The uncertainty principle imposes constraints on an observer's ability to make precision measurements for two incompatible observables; thus, uncertainty relations play a key role in quantum precision measurement in the field of quantum information science. Here, our aim is to examine non-Markovian effects on quantum-memory-assisted entropic uncertainty relations in a system consisting of two atoms coupled with structured bosonic reservoirs. Explicitly, we explore the dynamics of the uncertainty relations via entropic measures in non-Markovian regimes when two atomic qubits independently interact with their own infinite degree-of-freedom bosonic reservoir.
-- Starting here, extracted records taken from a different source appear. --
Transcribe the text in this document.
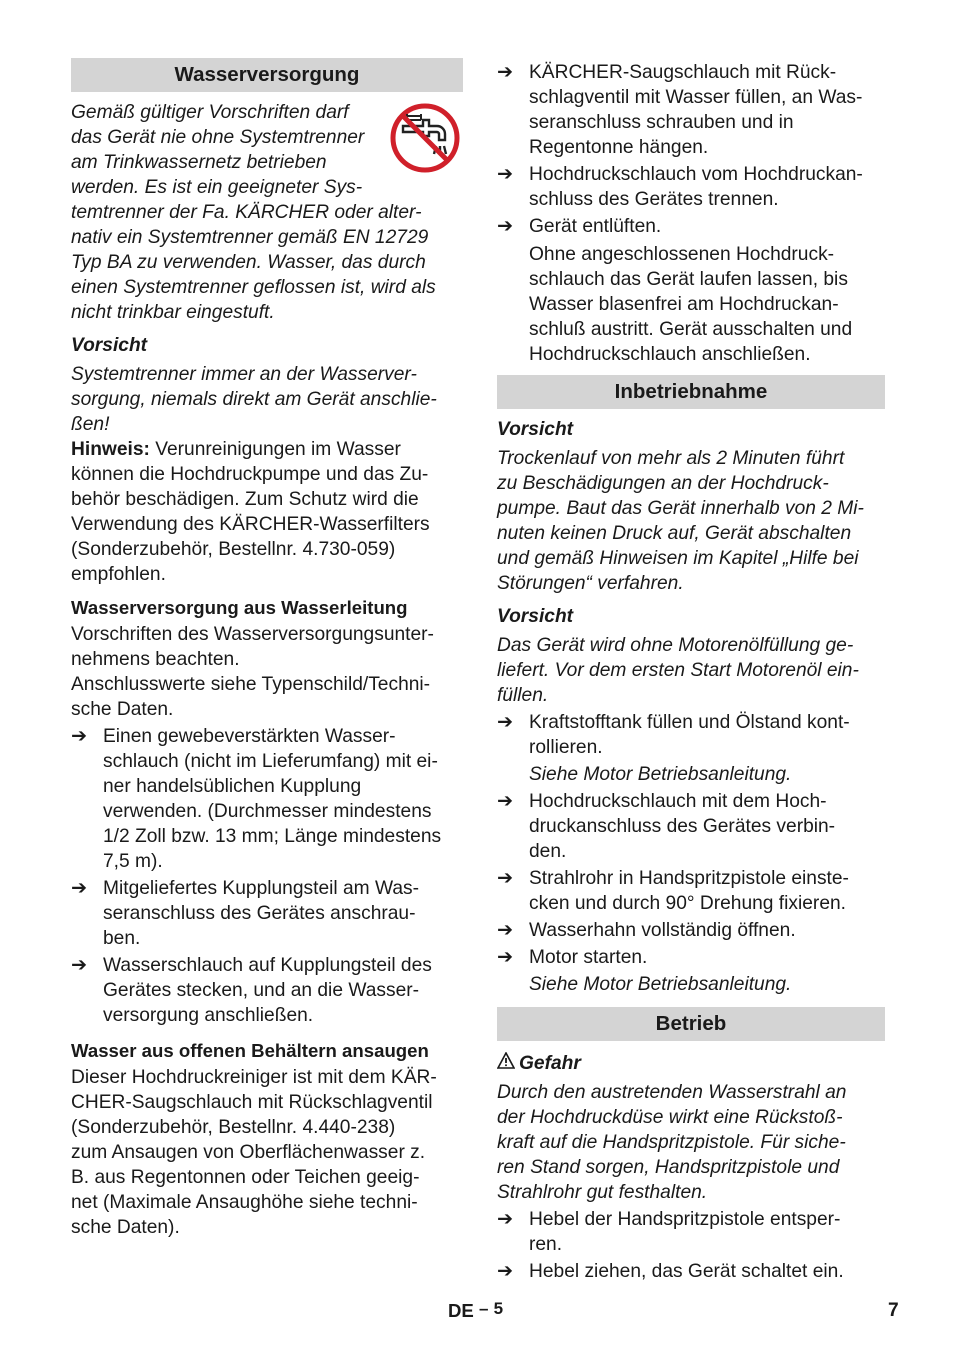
Wasserversorgung

Gemäß gültiger Vorschriften darf

das Gerät nie ohne Systemtrenner

am Trinkwassernetz betrieben

werden. Es ist ein geeigneter Sys-

temtrenner der Fa. KÄRCHER oder alter-

nativ ein Systemtrenner gemäß EN 12729

Typ BA zu verwenden. Wasser, das durch

einen Systemtrenner geflossen ist, wird als

nicht trinkbar eingestuft.

Vorsicht

Systemtrenner immer an der Wasserver-

sorgung, niemals direkt am Gerät anschlie-

ßen!

Hinweis: Verunreinigungen im Wasser

können die Hochdruckpumpe und das Zu-

behör beschädigen. Zum Schutz wird die

Verwendung des KÄRCHER-Wasserfilters

(Sonderzubehör, Bestellnr. 4.730-059)

empfohlen.

Wasserversorgung aus Wasserleitung

Vorschriften des Wasserversorgungsunter-

nehmens beachten.

Anschlusswerte siehe Typenschild/Techni-

sche Daten.

➔ Einen gewebeverstärkten Wasser-

schlauch (nicht im Lieferumfang) mit ei-

ner handelsüblichen Kupplung

verwenden. (Durchmesser mindestens

1/2 Zoll bzw. 13 mm; Länge mindestens

7,5 m).

➔ Mitgeliefertes Kupplungsteil am Was-

seranschluss des Gerätes anschrau-

ben.

➔ Wasserschlauch auf Kupplungsteil des

Gerätes stecken, und an die Wasser-

versorgung anschließen.

Wasser aus offenen Behältern ansaugen

Dieser Hochdruckreiniger ist mit dem KÄR-

CHER-Saugschlauch mit Rückschlagventil

(Sonderzubehör, Bestellnr. 4.440-238)

zum Ansaugen von Oberflächenwasser z.

B. aus Regentonnen oder Teichen geeig-

net (Maximale Ansaughöhe siehe techni-

sche Daten).

➔ KÄRCHER-Saugschlauch mit Rück-

schlagventil mit Wasser füllen, an Was-

seranschluss schrauben und in

Regentonne hängen.

➔ Hochdruckschlauch vom Hochdruckan-

schluss des Gerätes trennen.

➔ Gerät entlüften.

Ohne angeschlossenen Hochdruck-

schlauch das Gerät laufen lassen, bis

Wasser blasenfrei am Hochdruckan-

schluß austritt. Gerät ausschalten und

Hochdruckschlauch anschließen.

Inbetriebnahme

Vorsicht

Trockenlauf von mehr als 2 Minuten führt

zu Beschädigungen an der Hochdruck-

pumpe. Baut das Gerät innerhalb von 2 Mi-

nuten keinen Druck auf, Gerät abschalten

und gemäß Hinweisen im Kapitel „Hilfe bei

Störungen“ verfahren.

Vorsicht

Das Gerät wird ohne Motorenölfüllung ge-

liefert. Vor dem ersten Start Motorenöl ein-

füllen.

➔ Kraftstofftank füllen und Ölstand kont-

rollieren.

Siehe Motor Betriebsanleitung.

➔ Hochdruckschlauch mit dem Hoch-

druckanschluss des Gerätes verbin-

den.

➔ Strahlrohr in Handspritzpistole einste-

cken und durch 90° Drehung fixieren.

➔ Wasserhahn vollständig öffnen.

➔ Motor starten.

Siehe Motor Betriebsanleitung.

Betrieb

Gefahr

Durch den austretenden Wasserstrahl an

der Hochdruckdüse wirkt eine Rückstoß-

kraft auf die Handspritzpistole. Für siche-

ren Stand sorgen, Handspritzpistole und

Strahlrohr gut festhalten.

➔ Hebel der Handspritzpistole entsper-

ren.

➔ Hebel ziehen, das Gerät schaltet ein.

DE – 5	7
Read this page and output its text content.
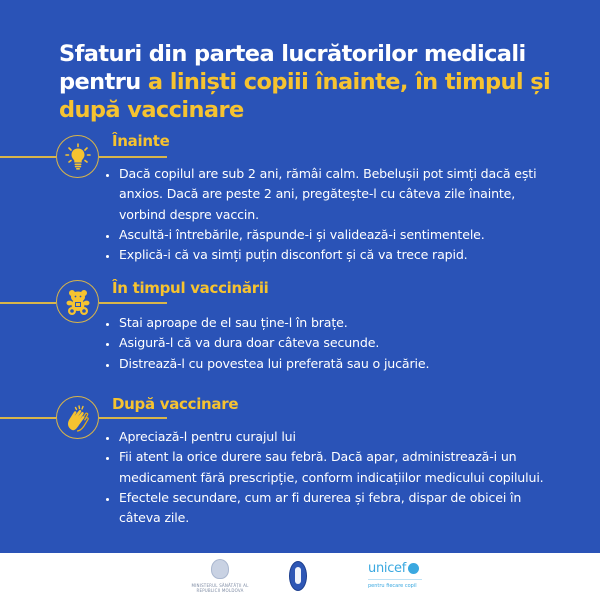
Sfaturi din partea lucrătorilor medicali pentru a liniști copiii înainte, în timpul și după vaccinare
Înainte
• Dacă copilul are sub 2 ani, rămâi calm. Bebelușii pot simți dacă ești anxios. Dacă are peste 2 ani, pregătește-l cu câteva zile înainte, vorbind despre vaccin.
• Ascultă-i întrebările, răspunde-i și validează-i sentimentele.
• Explică-i că va simți puțin disconfort și că va trece rapid.
În timpul vaccinării
• Stai aproape de el sau ține-l în brațe.
• Asigură-l că va dura doar câteva secunde.
• Distrează-l cu povestea lui preferată sau o jucărie.
După vaccinare
• Apreciază-l pentru curajul lui
• Fii atent la orice durere sau febră. Dacă apar, administrează-i un medicament fără prescripție, conform indicațiilor medicului copilului.
• Efectele secundare, cum ar fi durerea și febra, dispar de obicei în câteva zile.
MINISTERUL SĂNĂTĂȚII AL REPUBLICII MOLDOVA
unicef
pentru fiecare copil
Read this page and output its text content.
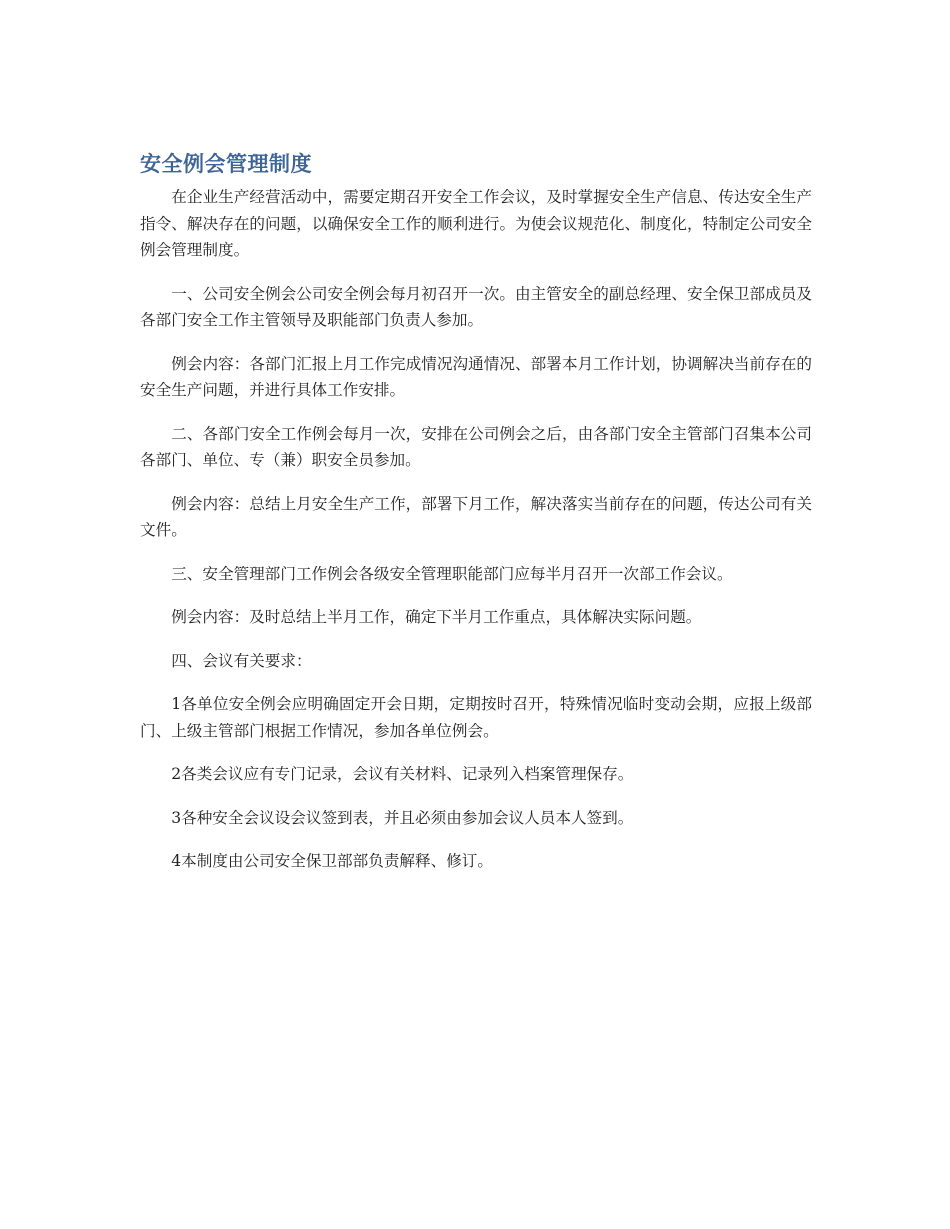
安全例会管理制度

在企业生产经营活动中，需要定期召开安全工作会议，及时掌握安全生产信息、传达安全生产指令、解决存在的问题，以确保安全工作的顺利进行。为使会议规范化、制度化，特制定公司安全例会管理制度。

一、公司安全例会公司安全例会每月初召开一次。由主管安全的副总经理、安全保卫部成员及各部门安全工作主管领导及职能部门负责人参加。

例会内容：各部门汇报上月工作完成情况沟通情况、部署本月工作计划，协调解决当前存在的安全生产问题，并进行具体工作安排。

二、各部门安全工作例会每月一次，安排在公司例会之后，由各部门安全主管部门召集本公司各部门、单位、专（兼）职安全员参加。

例会内容：总结上月安全生产工作，部署下月工作，解决落实当前存在的问题，传达公司有关文件。

三、安全管理部门工作例会各级安全管理职能部门应每半月召开一次部工作会议。

例会内容：及时总结上半月工作，确定下半月工作重点，具体解决实际问题。

四、会议有关要求：

1各单位安全例会应明确固定开会日期，定期按时召开，特殊情况临时变动会期，应报上级部门、上级主管部门根据工作情况，参加各单位例会。

2各类会议应有专门记录，会议有关材料、记录列入档案管理保存。

3各种安全会议设会议签到表，并且必须由参加会议人员本人签到。

4本制度由公司安全保卫部部负责解释、修订。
We show that measurement uncertainty vibrates with periodically increasing amplitude with growing non-Markovianity of the observed system and ultimately saturates toward a fixed value at a long time limit. It is worth noting that there are several appealing conclusions raised by us: First, the uncertainty's lower bound does not entirely depend on the quantum correlations within the two-qubit system, being affected by an interplay between the quantum discord and the minimal von Neumann conditional entropy S-ce. Second, the dynamic characteristic of the measurement uncertainty is considerably distinctive with regard to Markovian and non-Markovian regimes, respectively. Third, the measurement uncertainty is closely correlated with the Bell non-locality B. Moreover, we claim that the entropic uncertainty relation could be a promising tool with which to probe entanglement in current architecture.